Premiere is in discussions with the helmer’s Bad Hat Harry Prods. to develop the apocalyptic sci-fi thriller “H+,” with the intent to supplement Premiere’s roster of direct-to-DVD titles with a slate of original programs intended for digital platforms.
While Premiere’s previous efforts on DVD and digital are mostly based on existing intellectual property, “H+” represents an opportunity to introduce new material.
“We knew from the beginning of setting up Warner Premiere that digital would be a big emphasis for us,” Premiere president Diane Nelson said. “The best way to get learnings for the studio to act on in the future is to dabble in a lot of different things now.”
On the digital front to date, Premiere has released so-called “motion comics” based on existing franchises “Batman,” “Peanuts” and “Watchmen,” and more will come including a “Superman”-branded release. But the animated fare will begin to be balanced with live-action fare including “H+” that could bring Premiere’s digital slate to more than 20 projects during the next 12 months.
“H+” centers on the aftermath of an act of cyber terrorism that kills off a segment of the world population who elected to hardwire their brains to the Internet.
Executive producers and writers are John Cabrera and Cosimo De Tommaso, who first pitched the project to Bad Hat as a TV series but were persuaded to convert it to a digital-friendly format with help from Lydia Antonini, director of digital development at Premiere.
Still early in the development process, the distribution strategy, episode total and length has yet to be determined, though “H+” should roll out before the end of 2009. “H+” also will need a cast and director; Singer is not expected to serve in that capacity.
Premiere won’t divulge the budget for “H+” but it is not believed to be a record setter by any means.
“H+” is not the first time Warners has leaned on established talent from its film division to help launch Web product. Warner Bros. Television Group enlisted “Charlie’s Angels” director McG to executive produce webisode series “Sorority Forever” for theWB.com. Although WBTVG and Premiere are separate units, Premiere output could end up on theWB.com.
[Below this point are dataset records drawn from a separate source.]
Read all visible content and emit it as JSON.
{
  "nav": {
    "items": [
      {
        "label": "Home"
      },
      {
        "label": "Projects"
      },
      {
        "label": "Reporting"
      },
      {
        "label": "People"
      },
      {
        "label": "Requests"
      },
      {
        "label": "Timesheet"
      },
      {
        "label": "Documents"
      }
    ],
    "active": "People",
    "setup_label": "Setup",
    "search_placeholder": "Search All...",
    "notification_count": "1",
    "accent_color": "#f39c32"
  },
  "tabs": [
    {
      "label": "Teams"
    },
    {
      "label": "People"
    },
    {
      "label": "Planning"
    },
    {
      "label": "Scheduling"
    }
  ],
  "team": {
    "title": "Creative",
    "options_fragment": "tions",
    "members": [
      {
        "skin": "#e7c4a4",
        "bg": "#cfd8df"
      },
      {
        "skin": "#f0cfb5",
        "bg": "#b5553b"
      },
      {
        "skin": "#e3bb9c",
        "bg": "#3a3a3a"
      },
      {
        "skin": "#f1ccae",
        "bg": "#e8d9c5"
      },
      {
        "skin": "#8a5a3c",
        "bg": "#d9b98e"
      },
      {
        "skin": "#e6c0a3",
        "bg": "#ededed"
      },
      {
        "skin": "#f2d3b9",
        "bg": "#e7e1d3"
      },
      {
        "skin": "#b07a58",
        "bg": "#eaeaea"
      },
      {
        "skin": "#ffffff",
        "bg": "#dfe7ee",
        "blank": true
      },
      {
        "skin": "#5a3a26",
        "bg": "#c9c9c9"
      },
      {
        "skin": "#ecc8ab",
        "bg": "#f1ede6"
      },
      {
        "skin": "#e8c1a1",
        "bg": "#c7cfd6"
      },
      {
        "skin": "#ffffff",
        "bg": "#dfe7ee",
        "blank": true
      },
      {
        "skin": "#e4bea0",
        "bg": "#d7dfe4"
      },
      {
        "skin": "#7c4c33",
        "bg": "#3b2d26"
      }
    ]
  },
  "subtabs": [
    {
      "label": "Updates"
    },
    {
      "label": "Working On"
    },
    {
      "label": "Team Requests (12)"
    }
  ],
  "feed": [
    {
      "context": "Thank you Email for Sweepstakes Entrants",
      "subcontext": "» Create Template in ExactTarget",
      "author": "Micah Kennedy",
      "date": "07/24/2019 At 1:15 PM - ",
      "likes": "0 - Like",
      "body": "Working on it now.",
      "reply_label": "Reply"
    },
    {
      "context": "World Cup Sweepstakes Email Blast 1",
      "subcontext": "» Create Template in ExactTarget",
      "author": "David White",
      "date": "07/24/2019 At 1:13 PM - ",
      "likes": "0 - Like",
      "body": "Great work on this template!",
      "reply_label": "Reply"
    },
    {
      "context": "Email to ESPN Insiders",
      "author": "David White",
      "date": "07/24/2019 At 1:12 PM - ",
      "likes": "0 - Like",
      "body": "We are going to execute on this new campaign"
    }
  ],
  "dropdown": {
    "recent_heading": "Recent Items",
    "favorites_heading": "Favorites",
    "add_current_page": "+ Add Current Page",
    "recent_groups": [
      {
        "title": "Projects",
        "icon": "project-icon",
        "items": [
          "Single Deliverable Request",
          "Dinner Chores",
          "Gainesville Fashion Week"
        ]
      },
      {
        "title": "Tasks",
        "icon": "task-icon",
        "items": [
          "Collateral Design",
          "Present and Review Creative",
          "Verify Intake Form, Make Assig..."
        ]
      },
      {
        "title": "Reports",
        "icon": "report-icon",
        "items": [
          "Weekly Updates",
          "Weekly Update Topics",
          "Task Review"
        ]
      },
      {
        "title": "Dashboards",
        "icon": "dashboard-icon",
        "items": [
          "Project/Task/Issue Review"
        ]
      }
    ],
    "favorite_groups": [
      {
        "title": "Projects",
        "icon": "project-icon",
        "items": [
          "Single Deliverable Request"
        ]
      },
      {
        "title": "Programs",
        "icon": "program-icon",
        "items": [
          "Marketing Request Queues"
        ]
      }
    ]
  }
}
While launching original digital programming has proven to be a tough nut to crack so far, efforts like “Dr. Horrible’s Sing-Along Blog” from “Buffy the Vampire Slayer” creator Joss Whedon have proved that people behind the camera with an existing fan base can bring an audience to new material.
“In the digital space, we think creators as the brand equity can be an angle we can capitalize on more effectively,” Nelson said.